To connect to the device remotely, you need the SlingPlayer software and the Finder ID, a 33-digit number that allows it to locate the Slingbox over the Internet. You don't need to remember an IP address. The Slingbox uses Universal Plug and Play, so if you have a router that supports this, you don't have to configure the firewall on the router to allow the video streaming: It's all done automatically.

The video and audio playback are acceptable when you view the video over a home network--say, in a part of the house that lacks a television--but the image has some fairly obvious compression artifacts that become very pronounced if you try to watch the video in full-screen mode (which, bizarrely, didn't fully occupy my 19-inch monitor screen, but centered the image, enlarged it some, and added a black border). The upstream speeds I achieved on my home network--700 to 800 kilobits per second--were better than the connection you can expect from a typical broadband provider using a cable modem. The faster the bandwidth you get across a network, be it the Internet or your home network, the better the picture will appear.

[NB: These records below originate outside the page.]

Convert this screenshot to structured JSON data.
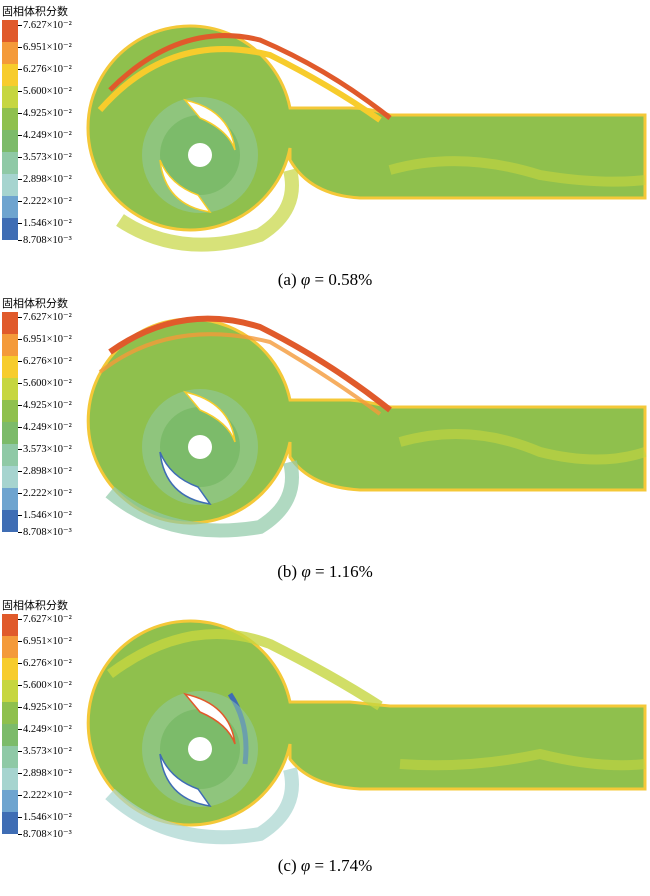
{
  "legend": {
    "title": "固相体积分数",
    "values": [
      "7.627×10⁻²",
      "6.951×10⁻²",
      "6.276×10⁻²",
      "5.600×10⁻²",
      "4.925×10⁻²",
      "4.249×10⁻²",
      "3.573×10⁻²",
      "2.898×10⁻²",
      "2.222×10⁻²",
      "1.546×10⁻²",
      "8.708×10⁻³"
    ],
    "colors": [
      "#e05a2b",
      "#f49a3a",
      "#f7cc2c",
      "#c6d640",
      "#8fc04d",
      "#7cbb6a",
      "#8fc9a6",
      "#a6d4cf",
      "#6ea4cf",
      "#3f6db4",
      "#263c8e"
    ]
  },
  "panels": [
    {
      "label": "(a)",
      "symbol": "φ",
      "value": "= 0.58%"
    },
    {
      "label": "(b)",
      "symbol": "φ",
      "value": "= 1.16%"
    },
    {
      "label": "(c)",
      "symbol": "φ",
      "value": "= 1.74%"
    }
  ]
}
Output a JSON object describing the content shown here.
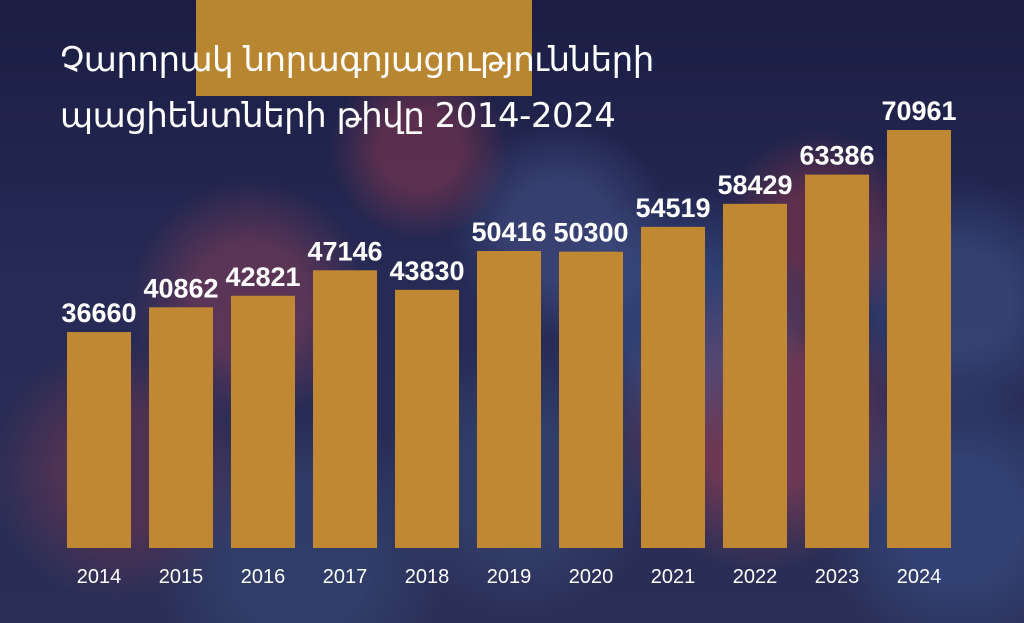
{
  "title": {
    "line1": "Չարորակ նորագոյացությունների",
    "line2": "պացիենտների թիվը 2014-2024"
  },
  "colors": {
    "bar": "#c08833",
    "title_highlight": "#b88530",
    "background": "#1c1f45",
    "text": "#ffffff"
  },
  "chart_data": {
    "type": "bar",
    "title": "Չարորակ նորագոյացությունների պացիենտների թիվը 2014-2024",
    "categories": [
      "2014",
      "2015",
      "2016",
      "2017",
      "2018",
      "2019",
      "2020",
      "2021",
      "2022",
      "2023",
      "2024"
    ],
    "values": [
      36660,
      40862,
      42821,
      47146,
      43830,
      50416,
      50300,
      54519,
      58429,
      63386,
      70961
    ],
    "data_labels": [
      "36660",
      "40862",
      "42821",
      "47146",
      "43830",
      "50416",
      "50300",
      "54519",
      "58429",
      "63386",
      "70961"
    ],
    "xlabel": "",
    "ylabel": "",
    "grid": false,
    "legend": "none"
  }
}
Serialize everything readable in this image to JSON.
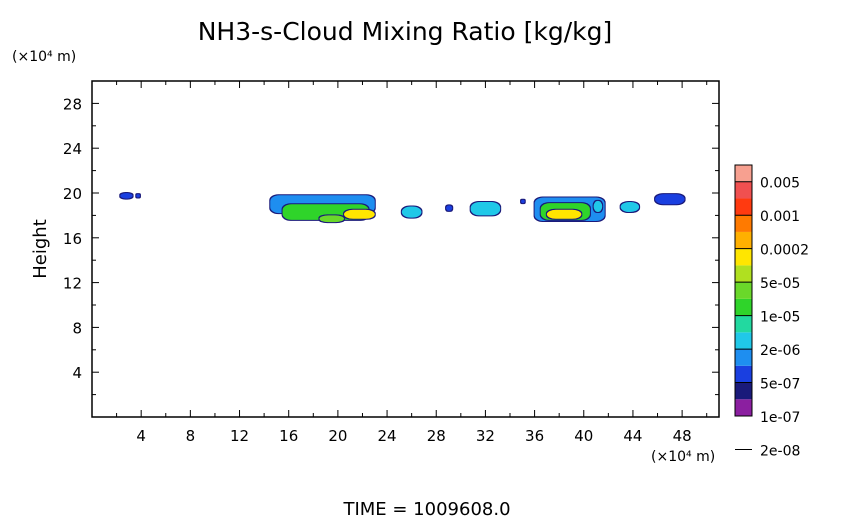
{
  "chart_data": {
    "type": "heatmap",
    "title": "NH3-s-Cloud Mixing Ratio [kg/kg]",
    "xlabel": "",
    "ylabel": "Height",
    "x_unit": "(×10⁴ m)",
    "y_unit": "(×10⁴ m)",
    "xlim": [
      0,
      51
    ],
    "ylim": [
      0,
      30
    ],
    "x_ticks": [
      4,
      8,
      12,
      16,
      20,
      24,
      28,
      32,
      36,
      40,
      44,
      48
    ],
    "y_ticks": [
      4,
      8,
      12,
      16,
      20,
      24,
      28
    ],
    "grid": false,
    "footer": "TIME  =  1009608.0",
    "colorbar": {
      "labels": [
        "0.005",
        "0.001",
        "0.0002",
        "5e-05",
        "1e-05",
        "2e-06",
        "5e-07",
        "1e-07",
        "2e-08"
      ],
      "colors": [
        "#8b1fa0",
        "#1a1a7a",
        "#1a3fe0",
        "#1e8ef0",
        "#20c8e8",
        "#22d9a0",
        "#2fd42a",
        "#6ad82a",
        "#b0e020",
        "#ffe600",
        "#ffb000",
        "#ff7a00",
        "#ff3a10",
        "#f05050",
        "#f7a090"
      ]
    },
    "features": [
      {
        "x0": 2.3,
        "x1": 3.3,
        "y0": 19.5,
        "y1": 20.0,
        "level": 2
      },
      {
        "x0": 3.6,
        "x1": 3.9,
        "y0": 19.6,
        "y1": 19.9,
        "level": 2
      },
      {
        "x0": 14.5,
        "x1": 23.0,
        "y0": 18.2,
        "y1": 19.8,
        "level": 3
      },
      {
        "x0": 15.5,
        "x1": 22.5,
        "y0": 17.6,
        "y1": 19.0,
        "level": 6
      },
      {
        "x0": 20.5,
        "x1": 23.0,
        "y0": 17.7,
        "y1": 18.5,
        "level": 9
      },
      {
        "x0": 18.5,
        "x1": 20.5,
        "y0": 17.4,
        "y1": 18.0,
        "level": 7
      },
      {
        "x0": 25.2,
        "x1": 26.8,
        "y0": 17.8,
        "y1": 18.8,
        "level": 4
      },
      {
        "x0": 28.8,
        "x1": 29.3,
        "y0": 18.4,
        "y1": 18.9,
        "level": 2
      },
      {
        "x0": 30.8,
        "x1": 33.2,
        "y0": 18.0,
        "y1": 19.2,
        "level": 4
      },
      {
        "x0": 34.9,
        "x1": 35.2,
        "y0": 19.1,
        "y1": 19.4,
        "level": 2
      },
      {
        "x0": 36.0,
        "x1": 41.7,
        "y0": 17.5,
        "y1": 19.6,
        "level": 3
      },
      {
        "x0": 36.5,
        "x1": 40.5,
        "y0": 17.6,
        "y1": 19.1,
        "level": 6
      },
      {
        "x0": 37.0,
        "x1": 39.8,
        "y0": 17.7,
        "y1": 18.5,
        "level": 9
      },
      {
        "x0": 40.8,
        "x1": 41.5,
        "y0": 18.3,
        "y1": 19.3,
        "level": 4
      },
      {
        "x0": 43.0,
        "x1": 44.5,
        "y0": 18.3,
        "y1": 19.2,
        "level": 4
      },
      {
        "x0": 45.8,
        "x1": 48.2,
        "y0": 19.0,
        "y1": 19.9,
        "level": 2
      }
    ]
  }
}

The Slingbox compresses video using the Windows Media 9 codec and optimizes the video stream automatically for the available bandwidth. The compression was much more obvious when I tried the product over a typical domestic DSL connection rated at a 300-kbps upstream transfer speed: The video was jerky and heavily pixelated, and it looked unappealing in full-screen mode (and only moderately appealing in the standard mode).

Unlike the installation process--which went smoothly--the SlingPlayer software is not particularly easy to use. The on-screen remote control often takes at least a second to transmit your command to the Slingbox, and you don't see the change until a couple of seconds later because the video is slightly delayed by the streaming process. The video also gets jittery when the image suddenly changes (such as resuming a paused DVD or a commercial break in live TV), as the unit tries to reoptimize the video stream. This combination can make channel surfing a frustrating experience.

It's a pity you can't pause live TV or record what you're watching to a file, and there is no program guide to tell you what shows are airing. You also can't use any software other than SlingPlayer to watch the video, and it is available only for Windows, so you can't watch the video on a PDA or cell phone. (Sling Media says that it is working on clients for Mac OS, Pocket PC, and some cell phones, which will be released later in the year.)

Still, the Slingbox is an interesting product, and it does a neat job of allowing you to watch live TV or a DVD remotely, effectively mimicking your remote control and supplying the video without requiring you to know anything about the technicalities of streaming video. But the image quality leaves something to be desired (especially over slower Internet connections), and the device is expensive; for $250 you could buy a good portable DVD player or a portable TV.